Thanks to my friend Jessica for encouraging me with this:
"Peace does not mean to be in a place where there is no noise, trouble, or hard work. Peace menas to be in the midst of all those things and still be calm in your heart."
Yesterday was good for my heart. Worshipping always is. The Holy Spirit gently pointed out that I have been spending more of my time trying to figure out "how to make my life work" than on how to please and honor God. In essence, I have been focused on my idol of control and the elusive feel-good state of "having my act together." I have been wanting that (nirvana of a clean home, well-fed, well-behaved children, intimate marriage, thriving business, etc.) MORE than I have been wanting WHATEVER it is that God has for me. No wonder I have been struggling and discontent!

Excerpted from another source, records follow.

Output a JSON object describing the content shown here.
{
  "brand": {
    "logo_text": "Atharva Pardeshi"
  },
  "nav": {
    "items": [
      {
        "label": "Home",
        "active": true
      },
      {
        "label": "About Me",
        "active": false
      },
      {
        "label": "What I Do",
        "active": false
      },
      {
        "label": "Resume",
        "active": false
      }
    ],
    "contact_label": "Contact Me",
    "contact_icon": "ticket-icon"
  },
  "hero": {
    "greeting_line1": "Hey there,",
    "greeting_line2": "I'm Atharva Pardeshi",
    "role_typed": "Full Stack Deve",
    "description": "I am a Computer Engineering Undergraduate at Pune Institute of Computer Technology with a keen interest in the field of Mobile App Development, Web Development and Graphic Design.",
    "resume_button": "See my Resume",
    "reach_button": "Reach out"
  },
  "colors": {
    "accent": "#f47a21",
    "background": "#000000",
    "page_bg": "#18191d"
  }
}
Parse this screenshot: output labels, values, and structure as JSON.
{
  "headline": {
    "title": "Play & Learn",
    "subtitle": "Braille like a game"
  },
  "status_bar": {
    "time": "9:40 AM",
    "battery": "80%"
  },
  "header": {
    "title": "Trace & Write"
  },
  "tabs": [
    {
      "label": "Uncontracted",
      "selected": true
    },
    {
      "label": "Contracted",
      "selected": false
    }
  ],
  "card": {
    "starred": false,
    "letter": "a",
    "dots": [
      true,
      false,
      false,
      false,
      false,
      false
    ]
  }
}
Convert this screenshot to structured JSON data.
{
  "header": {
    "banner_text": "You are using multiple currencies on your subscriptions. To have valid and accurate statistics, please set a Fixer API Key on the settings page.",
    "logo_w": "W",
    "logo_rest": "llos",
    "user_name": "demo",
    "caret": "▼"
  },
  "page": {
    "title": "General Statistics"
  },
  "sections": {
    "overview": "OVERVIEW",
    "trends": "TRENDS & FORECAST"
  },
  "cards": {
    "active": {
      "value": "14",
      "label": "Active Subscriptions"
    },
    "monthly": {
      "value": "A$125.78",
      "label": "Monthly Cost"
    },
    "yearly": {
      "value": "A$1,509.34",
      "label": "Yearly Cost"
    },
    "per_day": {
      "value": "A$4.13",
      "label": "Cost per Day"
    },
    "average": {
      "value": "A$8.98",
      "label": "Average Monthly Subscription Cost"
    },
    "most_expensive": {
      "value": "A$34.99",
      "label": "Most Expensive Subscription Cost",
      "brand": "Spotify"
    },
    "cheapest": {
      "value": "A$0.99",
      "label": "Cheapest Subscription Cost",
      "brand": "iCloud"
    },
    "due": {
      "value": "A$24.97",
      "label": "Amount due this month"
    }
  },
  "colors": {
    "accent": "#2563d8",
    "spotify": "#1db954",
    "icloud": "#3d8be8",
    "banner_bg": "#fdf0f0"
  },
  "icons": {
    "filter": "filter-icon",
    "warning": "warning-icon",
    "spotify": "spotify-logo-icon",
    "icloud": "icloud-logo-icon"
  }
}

Today God had for me: wet pants (including mine!) three spilled drinks (at one meal!) and crying, less sleep than I would like (Rhyle said, "Mom! I'm too tired [for discipline]"), and many of my other plans foiled. But He also gave me the sweetness of kissing a baby's soft head, of coos and baby talk, of off-the-cuff knock-knock jokes, and genuine hugs, and His word aptly meeting me (in the 5 minutes I had to myself).
There is peace for me admist the noise because the peace is within, and it passes understanding.